China's official crimes decline by five percent annually

(Xinhua)
Updated: 2007-09-14 01:21

BEIJING -- Corruption cases involving Chinese officials accepted by procuratorial organs have declined by about five percent a year since 2003.

Wang Zhenchuan, Deputy Procurator-General of the Supreme People's Procuratorate (SPP), said on Thursday that official corruption was declining after increasing strikes on official crimes.

Reports from informants to procuratorial organs had also declined gradually, Wang added.

Procuratorial organs investigated and discharged 196,604 officials in 169,159 cases related to capital embezzlement, bribery and malpractice from 2003 to June of 2007, according to the SPP.

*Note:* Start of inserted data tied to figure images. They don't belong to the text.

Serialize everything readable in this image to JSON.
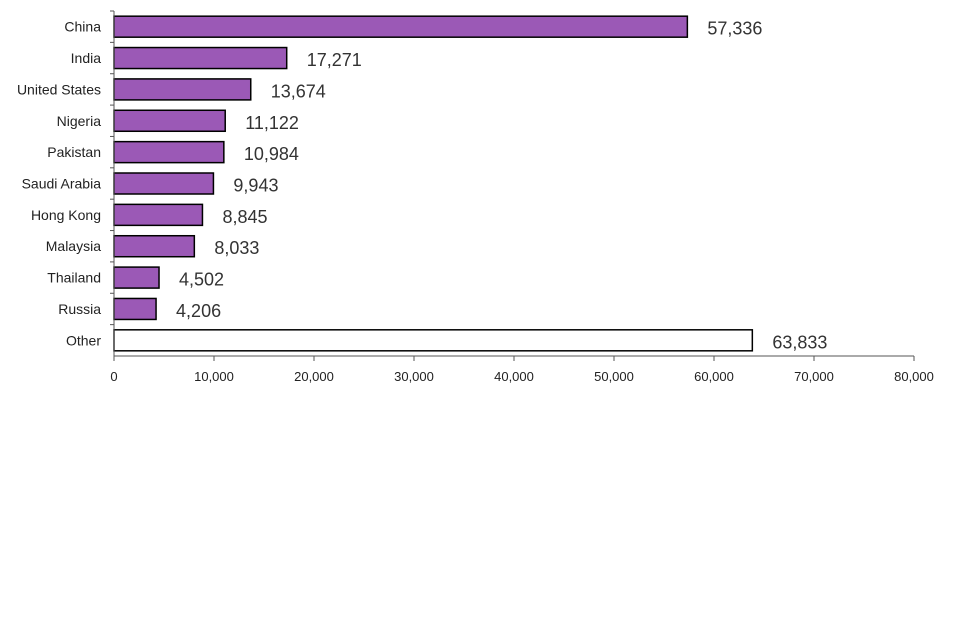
{
  "chart_data": {
    "type": "bar",
    "orientation": "horizontal",
    "title": "",
    "xlabel": "",
    "ylabel": "",
    "categories": [
      "China",
      "India",
      "United States",
      "Nigeria",
      "Pakistan",
      "Saudi Arabia",
      "Hong Kong",
      "Malaysia",
      "Thailand",
      "Russia",
      "Other"
    ],
    "values": [
      57336,
      17271,
      13674,
      11122,
      10984,
      9943,
      8845,
      8033,
      4502,
      4206,
      63833
    ],
    "value_labels": [
      "57,336",
      "17,271",
      "13,674",
      "11,122",
      "10,984",
      "9,943",
      "8,845",
      "8,033",
      "4,502",
      "4,206",
      "63,833"
    ],
    "xlim": [
      0,
      80000
    ],
    "xticks": [
      0,
      10000,
      20000,
      30000,
      40000,
      50000,
      60000,
      70000,
      80000
    ],
    "xtick_labels": [
      "0",
      "10,000",
      "20,000",
      "30,000",
      "40,000",
      "50,000",
      "60,000",
      "70,000",
      "80,000"
    ],
    "grid": false,
    "legend": "none",
    "colors": {
      "bar_fill": "#9b59b6",
      "other_fill": "#ffffff",
      "bar_stroke": "#000000",
      "axis": "#555555"
    }
  }
}
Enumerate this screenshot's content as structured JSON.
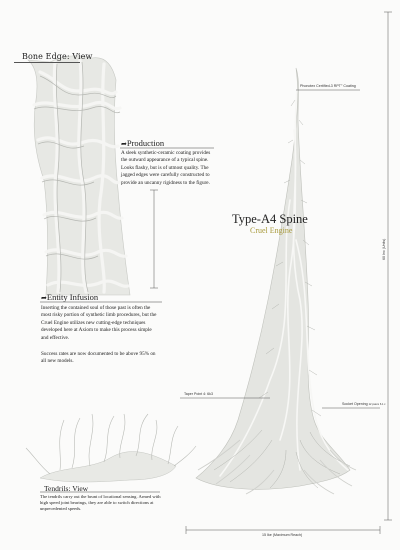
{
  "bone_edge": {
    "title": "Bone Edge: View"
  },
  "production": {
    "icon": "arrow-icon",
    "heading": "Production",
    "text": "A sleek synthetic-ceramic coating provides the outward appearance of a typical spine. Looks flashy, but is of utmost quality. The jagged edges were carefully constructed to provide an uncanny rigidness to the figure."
  },
  "entity": {
    "icon": "arrow-icon",
    "heading": "Entity Infusion",
    "text": "Inserting the contained soul of those past is often the most risky portion of synthetic limb procedures, but the Cruel Engine utilizes new cutting-edge techniques developed here at Axiom to make this process simple and effective.",
    "text2": "Success rates are now documented to be above 95% on all new models."
  },
  "product": {
    "title": "Type-A4 Spine",
    "subtitle": "Cruel Engine"
  },
  "annotations": {
    "coating": "Phonotex Certified-3 RPT° Coating",
    "taper": "Taper Point 4: 6k3",
    "socket": "Socket Opening",
    "socket_small": "12 psiem 6.1 c",
    "height": "60 Inc (Units)",
    "width": "15 Ike (Maximum Reach)"
  },
  "tendrils": {
    "title": "Tendrils: View",
    "text": "The tendrils carry out the brunt of locational sensing. Armed with high speed joint bearings, they are able to switch directions at unprecedented speeds."
  },
  "colors": {
    "accent": "#a89a3c",
    "ink": "#222222",
    "bone": "#e9e9e6",
    "bone_shadow": "#b9bbb6"
  }
}
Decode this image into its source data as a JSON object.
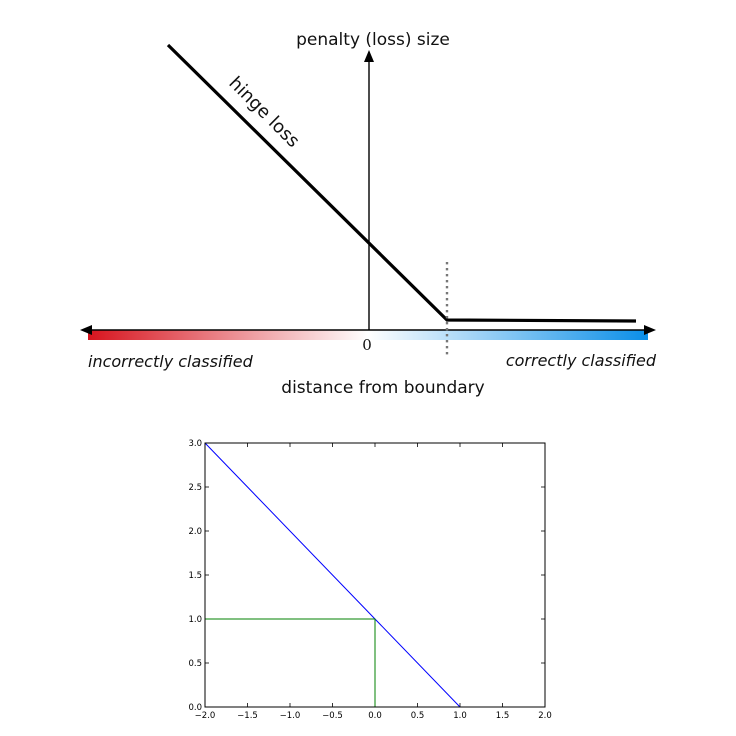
{
  "diagram": {
    "y_axis_label": "penalty (loss) size",
    "x_axis_label": "distance from boundary",
    "curve_label": "hinge loss",
    "origin_label": "0",
    "left_label": "incorrectly classified",
    "right_label": "correctly classified",
    "colors": {
      "negative": "#d7141e",
      "positive": "#0a8ee8",
      "curve": "#000000",
      "margin_marker": "#777777"
    }
  },
  "chart_data": {
    "type": "line",
    "x": [
      -2.0,
      -1.0,
      0.0,
      1.0,
      2.0
    ],
    "series": [
      {
        "color": "#0000ff",
        "points": [
          [
            -2.0,
            3.0
          ],
          [
            1.0,
            0.0
          ],
          [
            2.0,
            0.0
          ]
        ]
      },
      {
        "color": "#008000",
        "points": [
          [
            -2.0,
            1.0
          ],
          [
            0.0,
            1.0
          ],
          [
            0.0,
            0.0
          ],
          [
            2.0,
            0.0
          ]
        ]
      }
    ],
    "xlim": [
      -2.0,
      2.0
    ],
    "ylim": [
      0.0,
      3.0
    ],
    "xticks": [
      "−2.0",
      "−1.5",
      "−1.0",
      "−0.5",
      "0.0",
      "0.5",
      "1.0",
      "1.5",
      "2.0"
    ],
    "yticks": [
      "0.0",
      "0.5",
      "1.0",
      "1.5",
      "2.0",
      "2.5",
      "3.0"
    ],
    "xlabel": "",
    "ylabel": "",
    "title": "",
    "grid": false
  }
}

The figures in 2003 were 39,562 cases with 43,490 official suspects, 37,786 cases with 43,757 suspects in 2004 and 35,028 cases with 41,447 suspects in 2005 and 33,668 cases with 40,041 suspects in 2006.

The investigations had retrieved economic losses of 23.82 billion yuan(about 2.97 billion U.S. dollars), it said.

More than half of the official corruption cases were embezzlement of public funds involving more than 60,000 officials and bribery concerning 40,000 officials from 2003 to 2006.

Cases of infringement of individual rights accounted for three percent of the total, power abuse 5.3 percent, malpractice seven percent, and misappropriating public funds 5.5 percent.

Among the discharged officials, 11,223 held positions at county level or above, including 29 provincial and ministerial officials.

"The more effective measures we take to investigate and deal with official corruption, the fewer officials crimes occur," said Wang.